Here's a breakdown of what can and cannot be answered based on the provided text:
1. A table of acceptance criteria and the reported device performance
This information is not explicitly provided in the given text. While it states that studies were conducted to "demonstrate the performance with intended specifications," it does not list these specifications or the corresponding results in a table format or any other detailed manner.
2. Sample sized used for the test set and the data provenance (e.g. country of origin of the data, retrospective or prospective)
This information is not explicitly provided.
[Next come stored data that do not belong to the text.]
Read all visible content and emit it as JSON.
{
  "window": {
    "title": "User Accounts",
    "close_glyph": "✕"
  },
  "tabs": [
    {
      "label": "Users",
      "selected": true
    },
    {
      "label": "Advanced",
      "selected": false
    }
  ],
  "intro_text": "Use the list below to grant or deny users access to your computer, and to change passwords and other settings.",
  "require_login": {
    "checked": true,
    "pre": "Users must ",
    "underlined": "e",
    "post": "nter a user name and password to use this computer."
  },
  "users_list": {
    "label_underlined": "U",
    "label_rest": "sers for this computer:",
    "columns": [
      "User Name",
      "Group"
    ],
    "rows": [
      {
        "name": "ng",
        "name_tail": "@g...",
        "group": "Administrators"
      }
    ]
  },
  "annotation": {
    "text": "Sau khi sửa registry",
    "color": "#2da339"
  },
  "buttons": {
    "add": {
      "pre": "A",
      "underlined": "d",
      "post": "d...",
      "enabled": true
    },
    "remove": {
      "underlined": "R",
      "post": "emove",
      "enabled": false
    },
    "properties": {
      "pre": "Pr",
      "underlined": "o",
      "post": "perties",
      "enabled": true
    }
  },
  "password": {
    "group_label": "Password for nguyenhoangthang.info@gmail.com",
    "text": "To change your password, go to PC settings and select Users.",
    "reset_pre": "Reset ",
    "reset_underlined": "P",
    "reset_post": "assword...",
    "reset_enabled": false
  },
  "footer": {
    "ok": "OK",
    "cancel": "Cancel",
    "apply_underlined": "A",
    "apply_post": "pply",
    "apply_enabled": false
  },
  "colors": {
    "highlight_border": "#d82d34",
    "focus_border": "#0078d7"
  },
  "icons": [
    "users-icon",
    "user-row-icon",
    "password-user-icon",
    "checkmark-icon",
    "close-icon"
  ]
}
The text mentions "in-house, in clinical laboratory settings and point of care settings" for studies but does not specify sample sizes or data provenance (country, retrospective/prospective).
3. Number of experts used to establish the ground truth for the test set and the qualifications of those experts (e.g. radiologist with 10 years of experience)
This information is not provided. The text describes the device's technical characteristics and its indications for use, but it does not detail how ground truth was established for its validation studies.
4. Adjudication method (e.g. 2+1, 3+1, none) for the test set
This information is not provided.
5. If a multi reader multi case (MRMC) comparative effectiveness study was done, If so, what was the effect size of how much human readers improve with AI vs without AI assistance
This is not applicable as the HemoCue WBC System is an automated cell counter, not an AI-assisted diagnostic tool for human readers. The comparison is against predicate devices (Sysmex XS-1000i and manual light microscopy), not human readers.
6. If a standalone (i.e. algorithm only without human-in-the-loop performance) was done
Yes, the HemoCue WBC System is described as a "semi-automated device" that performs its analysis via "image analysis" and presents a result. Therefore, the performance described would inherently be standalone performance of the device's algorithm without a human in the loop for the actual WBC count determination. The process involves filling a microcuvette, placing it in the analyzer, and receiving a result.
7. The type of ground truth used (expert consensus, pathology, outcomes data, etc)
This information is not explicitly provided. The comparison is made against a "Sysmex XS-system" and "manual light microscopic WBC method." It's highly probable that these predicate methods served as the ground truth or reference methods, but the text doesn't explicitly state how discrepancies were resolved or what constituted the ultimate "ground truth."
8. The sample size for the training set
This information is not provided.
9. How the ground truth for the training set was established
This information is not provided. The text focuses on the device's operation and regulatory equivalence, not the specifics of its development and training data.
§ 864.5200 Automated cell counter.
(a)
Identification. An automated cell counter is a fully-automated or semi-automated device used to count red blood cells, white blood cells, or blood platelets using a sample of the patient's peripheral blood (blood circulating in one of the body's extremities, such as the arm). These devices may also measure hemoglobin or hematocrit and may also calculate or measure one or more of the red cell indices (the erythrocyte mean corpuscular volume, the mean corpuscular hemoglobin, or the mean corpuscular hemoglobin concentration). These devices may use either an electronic particle counting method or an optical counting method.(b)
Classification. Class II (performance standards).